Malcolm Gladwell, Big Data and What’s to be Done About Too Much Information
Malcolm Gladwell wrote an article in The New Yorker magazine in January, 2007 entitled “Open Secrets.” In the article, he pointed out that a national-security expert had famously made a distinction between puzzles and mysteries.
Osama bin Laden’s whereabouts were, for many years, a puzzle. We couldn’t find him because we didn’t have enough information. The key to the puzzle, it was assumed, would eventually come from someone close to bin Laden, and until we could find that source, bin Laden would remain at large. In fact, that’s precisely what happened. Al-Qaida’s No. 3 leader, Khalid Sheikh Mohammed, gave authorities the nicknames of one of bin Laden’s couriers, who then became the linchpin to the CIA’s efforts to locate Bin Laden.
By contrast, the problem of what would happen in Iraq after the toppling of Saddam Hussein was a mystery. It wasn’t a question that had a simple, factual answer. Mysteries require judgments and the assessment of uncertainty, and the hard part is not that we have too little information but that we have too much.
This was written before “Big Data” was a household word and it begs the very interesting question of whether organizations and corporations that are, by anyone’s standards, totally deluged with data, are facing puzzles or mysteries. Consider the amount of data that a company like Western Union deals with.

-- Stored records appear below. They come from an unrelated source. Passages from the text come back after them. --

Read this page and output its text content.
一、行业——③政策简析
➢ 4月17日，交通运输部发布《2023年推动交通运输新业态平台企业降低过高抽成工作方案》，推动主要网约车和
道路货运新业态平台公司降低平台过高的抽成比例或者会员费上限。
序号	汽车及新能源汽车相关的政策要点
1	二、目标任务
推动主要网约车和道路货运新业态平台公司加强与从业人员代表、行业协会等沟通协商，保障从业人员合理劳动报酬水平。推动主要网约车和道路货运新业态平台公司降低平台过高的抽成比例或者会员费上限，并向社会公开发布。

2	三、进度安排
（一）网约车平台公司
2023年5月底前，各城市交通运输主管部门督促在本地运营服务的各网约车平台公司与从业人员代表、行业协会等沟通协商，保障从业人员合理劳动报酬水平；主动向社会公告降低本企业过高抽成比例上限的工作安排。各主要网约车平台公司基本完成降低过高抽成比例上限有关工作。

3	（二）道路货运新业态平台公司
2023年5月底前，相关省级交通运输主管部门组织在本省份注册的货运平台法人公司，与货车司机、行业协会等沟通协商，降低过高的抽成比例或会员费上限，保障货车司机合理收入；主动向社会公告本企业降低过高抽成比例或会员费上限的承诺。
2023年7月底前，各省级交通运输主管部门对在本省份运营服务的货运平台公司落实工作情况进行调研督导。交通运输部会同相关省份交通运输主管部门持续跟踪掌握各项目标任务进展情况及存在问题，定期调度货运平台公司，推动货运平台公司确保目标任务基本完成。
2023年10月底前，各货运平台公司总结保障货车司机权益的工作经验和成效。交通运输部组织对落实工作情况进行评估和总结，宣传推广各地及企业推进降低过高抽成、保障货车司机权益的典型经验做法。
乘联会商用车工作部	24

Western Union is a 160-year old company. Having built scale in the money transfer business, the company is in the process of evolving its business model by enabling the expansion of digital products, growth of web and mobile channels, and a more personalized online customer experience. Sounds good – but get this: the company processes more than 29 transactions per seconds on average. That’s 242 million consumer-to-consumer transactions and 459 million business payments in a year. Nearly a billion transactions – a billion! As my six-year-old might say, that number is big enough “to go to the moon and back.” Layer on top of that the fact that the company operates in 200+ countries and territories, and conducts business in 120+ currencies. Senior Director and Head of Engineering Abhishek Banerjee has said, “The data is speaking to us. We just need to react to it.” That implies a puzzle, not a mystery – but only if data scientists are able to conduct statistical modeling and predictive analysis, systematically noting trends in sending and receiving behaviors. Check out what Banerjee and Western Union CTO Sanjay Saraf have to say about it here.
Or consider General Electric’s aggressive and pioneering move into what’s dubbed as the industrial internet. In a white paper entitled “The Case for an Industrial Big Data Platform: Laying the Groundwork for the New Industrial Age,” GE reveals some of the staggering statistics related to the industrial equipment that it manufactures and supports (services comprise 75% of GE’s bottom line):
- A modern wind turbine contains approximately 50 sensors and control loops which collect data every 40 milliseconds.
- A farm controller then receives more than 30 signals from each turbine at 160-millisecond intervals.
- At every one-second interval, the farm monitoring software processes 200 raw sensor data points with various associated properties with each turbine.
Phew! I’m no electricity operations expert, and you probably aren’t either. And most of us will get no further than simply wrapping our heads around the simple fact that GE turbines are collecting a LOT of data. But what the paper goes on to say should grab your attention in a big way: “The key to success for this wind farm lies in the ability to collect and deliver the right data, at the right velocity, and in the right quantities to a wide set of well-orchestrated analytics.” And the paper goes on to recommend that anyone involved in the Industrial Internet revolution strongly consider its talent requirements, with the suggestion that Chief Data officers and/or Data Scientists may be the next critical hires.
Which brings us back to Malcolm Gladwell. In the aforementioned article, Gladwell goes on to pull apart the Enron debacle, and argues that it was a prime example of the perils of too much information. “If you sat through the trial of (former CEO) Jeffrey Skilling, you’d think that the Enron scandal was a puzzle. The company, the prosecution said, conducted shady side deals that no one quite understood. Senior executives withheld critical information from investors…We were not told enough—the classic puzzle premise—was the central assumption of the Enron prosecution.” But in fact, that was not true. Enron employed complicated – but perfectly legal–accounting techniques used by companies that engage in complicated financial trading. Many journalists and professors have gone back and looked at the firm’s regulatory filings, and have come to the conclusion that, while complex and difficult to identify, all of the company’s shenanigans were right there in plain view. Enron cannot be blamed for covering up the existence of its side deals. It didn’t; it disclosed them. As Gladwell summarizes:
“Puzzles are ‘transmitter-dependent’; they turn on what we are told. Mysteries are ‘receiver dependent’; they turn on the skills of the listener.”
I would argue that this extremely complex, fast moving and seismic shift that we call Big Data will favor those who have developed the ability to attune, to listen and make sense of the data. Winners in this new world will recognize what looks like an overwhelming and intractable mystery, and break that mystery down into small and manageable chunks and demystify the landscape, to uncover the important nuggets of truth and significance.